[Manga] Love & lies

Couverture love & liesmanga shonen de Tsugumi Musawo
Pika (shonen) 2016
5 tomes en cours au Japon
Genre : romance/dystopie
192 p./ 6.95€

 ★★½☆☆ 

Le jour de ses 16 ans, chaque adolescent japonais se voit attribuer un partenaire, avec qui il devra passer le reste de ses jours. Yukari, un lycéen lambda, reçoit le fameux SMS. Mais celle qui l’aime n’est pas celle qu’il doit épouser. Comment concilier ses obligations envers le gouvernement, et ses désirs, si ce n’est en bravant l’interdit ?

Boys & Girls

Le manga ne s’aventure pas si souvent sur le terrain de la dystopie, ou en tout cas, pas sa partie amoureuse. Love & lies s’emploie à combler ce vide, et même si je ressors très mitigée de ma lecture, les thèmes abordés n’en sont pas moins intéressants.

Yukari Nejima est un adolescent tout ce qu’il y a de plus normal, manquant un peu de confiance en soi, idéaliste et romantique, même si je doute qu’il se rende compte de ce dernier point. Il est amoureux de Misaki, qui l’aime en retour. Tout irait bien dans le meilleur des mondes si Yukari n’avait pas été fiancé à Ririna, sans qu’aucun des deux n’ait leur mot à dire.
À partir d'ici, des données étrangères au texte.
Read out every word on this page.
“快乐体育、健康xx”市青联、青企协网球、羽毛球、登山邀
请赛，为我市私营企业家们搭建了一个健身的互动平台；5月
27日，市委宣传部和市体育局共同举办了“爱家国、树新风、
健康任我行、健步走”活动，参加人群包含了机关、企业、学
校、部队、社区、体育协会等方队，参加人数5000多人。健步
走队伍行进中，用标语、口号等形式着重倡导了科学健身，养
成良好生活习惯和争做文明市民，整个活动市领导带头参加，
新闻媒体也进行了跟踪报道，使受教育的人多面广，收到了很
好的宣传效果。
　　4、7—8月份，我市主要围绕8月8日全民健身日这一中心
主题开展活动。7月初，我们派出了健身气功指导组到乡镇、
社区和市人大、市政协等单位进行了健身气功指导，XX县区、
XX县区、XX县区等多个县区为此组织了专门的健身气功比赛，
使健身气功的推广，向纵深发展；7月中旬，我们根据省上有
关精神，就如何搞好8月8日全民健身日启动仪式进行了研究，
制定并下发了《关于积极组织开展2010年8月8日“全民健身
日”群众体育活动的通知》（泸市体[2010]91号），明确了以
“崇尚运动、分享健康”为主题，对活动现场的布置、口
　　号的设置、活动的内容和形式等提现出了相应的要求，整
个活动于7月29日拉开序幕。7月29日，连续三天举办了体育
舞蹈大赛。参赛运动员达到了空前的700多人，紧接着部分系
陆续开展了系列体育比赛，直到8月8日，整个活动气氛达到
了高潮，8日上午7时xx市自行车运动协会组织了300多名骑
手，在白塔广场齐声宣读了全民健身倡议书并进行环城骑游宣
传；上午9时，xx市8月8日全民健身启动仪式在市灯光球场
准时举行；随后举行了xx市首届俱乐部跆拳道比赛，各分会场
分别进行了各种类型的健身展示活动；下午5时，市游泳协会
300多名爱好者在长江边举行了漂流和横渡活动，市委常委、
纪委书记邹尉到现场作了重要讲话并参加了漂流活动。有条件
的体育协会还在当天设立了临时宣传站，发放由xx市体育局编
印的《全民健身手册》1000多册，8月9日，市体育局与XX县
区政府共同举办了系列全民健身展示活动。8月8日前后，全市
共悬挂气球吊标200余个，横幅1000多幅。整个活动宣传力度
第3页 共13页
En effet, lui et l’ensemble des jeunes âgés de 16 ans vivent dans un Japon où tomber amoureux est interdit. C’est le gouvernement qui, via la loi Yukari (si si), choisit le partenaire de chacun, afin d’assurer mariage et descendance robuste au pays, via une sélection génétique optimale, dans laquelle les sentiments n’ont donc pas de place. Le taux de natalité au Japon, actuellement en chute libre, ne doit pas être étranger à ce scénario de départ…

L’histoire est racontée du point de vue de Yukari qui doit se dépêtrer dans ses sentiments envers Misaki et Ririna tout en essayant de mûrir dans un monde où des adultes par ailleurs peu présents ne font que surveiller la jeunesse, s’assurer qu’elle se marie et procrée mais ne transmet aucune des valeurs ou connaissances qui assureraient à ces ados de futures relations saines dans un couple. Ça donne envie tiens…
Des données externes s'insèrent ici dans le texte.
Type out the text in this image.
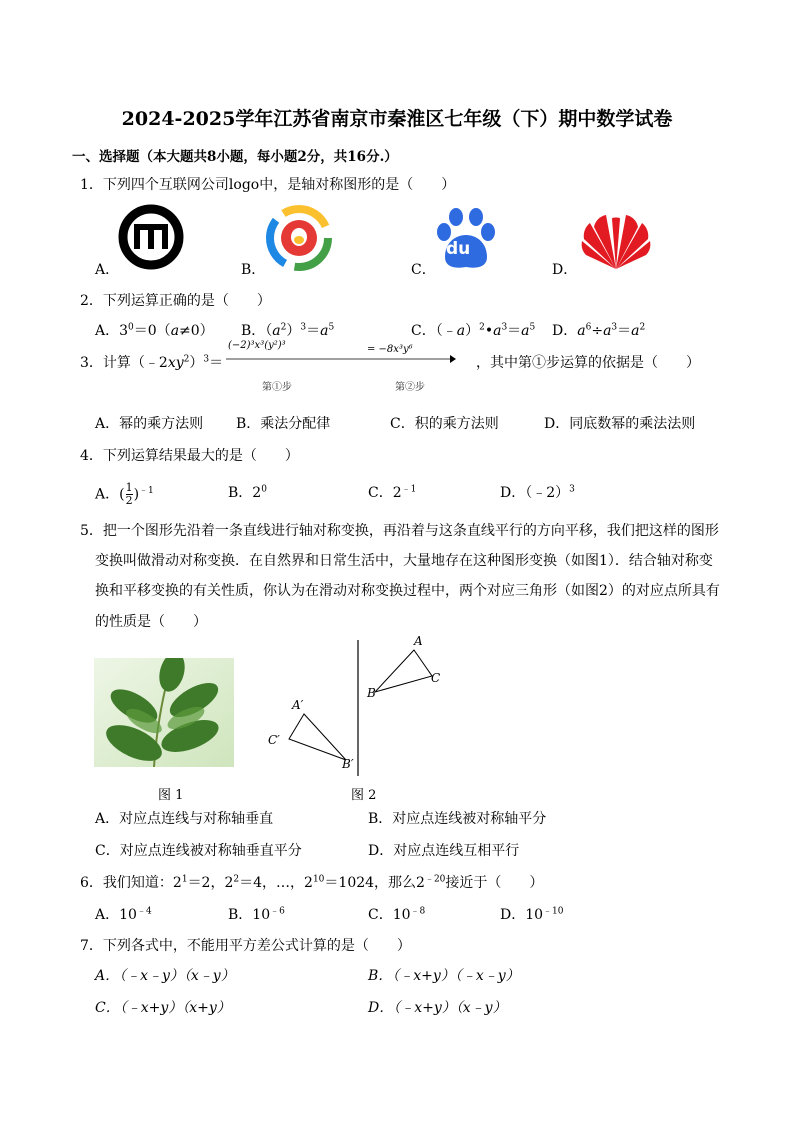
2024-2025学年江苏省南京市秦淮区七年级（下）期中数学试卷
一、选择题（本大题共8小题，每小题2分，共16分.）
1．下列四个互联网公司logo中，是轴对称图形的是（　　）
A．	B．	C．
du
D．
2．下列运算正确的是（　　）
A．$3^0=0(a\ne 0)$ B．$(a^2)^3=a^5$	C．$(﹣a)^2•a^3=a^5$ D．$a^6\div a^3=a^2$
3．计算$(﹣2xy^2)^3=$
(−2)³x³(y²)³	= −8x³y⁶
第①步	第②步
，其中第①步运算的依据是（　　）
A．幂的乘方法则 B．乘法分配律	C．积的乘方法则	D．同底数幂的乘法法则
4．下列运算结果最大的是（　　）
A．( $\frac{1}{2} )^{﹣1}$	B．$2^0$	C．$2^{﹣1}$	D．（﹣2）$^3$
5．把一个图形先沿着一条直线进行轴对称变换，再沿着与这条直线平行的方向平移，我们把这样的图形
变换叫做滑动对称变换．在自然界和日常生活中，大量地存在这种图形变换（如图1）．结合轴对称变
换和平移变换的有关性质，你认为在滑动对称变换过程中，两个对应三角形（如图2）的对应点所具有
的性质是（　　）
A
B
C
A′
C′
B′
图 1	图 2
A．对应点连线与对称轴垂直	B．对应点连线被对称轴平分
C．对应点连线被对称轴垂直平分	D．对应点连线互相平行
6．我们知道：$2^1=2$，$2^2=4$，…，$2^{10}=1024$，那么$2^{﹣20}$接近于（　　）
A．$10^{﹣4}$	B．$10^{﹣6}$	C．$10^{﹣8}$	D．$10^{﹣10}$
7．下列各式中，不能用平方差公式计算的是（　　）
A．（﹣x﹣y）（x﹣y）	B．（﹣x+y）（﹣x﹣y）
C．（﹣x+y）（x+y）	D．（﹣x+y）（x﹣y）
Les connaissances que garçons et filles ont du sexe opposé sont aussi superficielles que celles de vrais ados, mais dans le contexte dystopique, c’est juste flippant de les voir si désarmés face à des sentiments qu’ils ne maîtrisent pas. L’expression « les mecs ne comprennent rien aux filles » n’est pas gentiment blessante, elle fait PEUR ! Même si certains garçons se la jouent ‘je veux que ma compagne soit un canon sinon rien » ou « je ne veux pas me marier », on ne les sent pas rassurés quant à leur avenir.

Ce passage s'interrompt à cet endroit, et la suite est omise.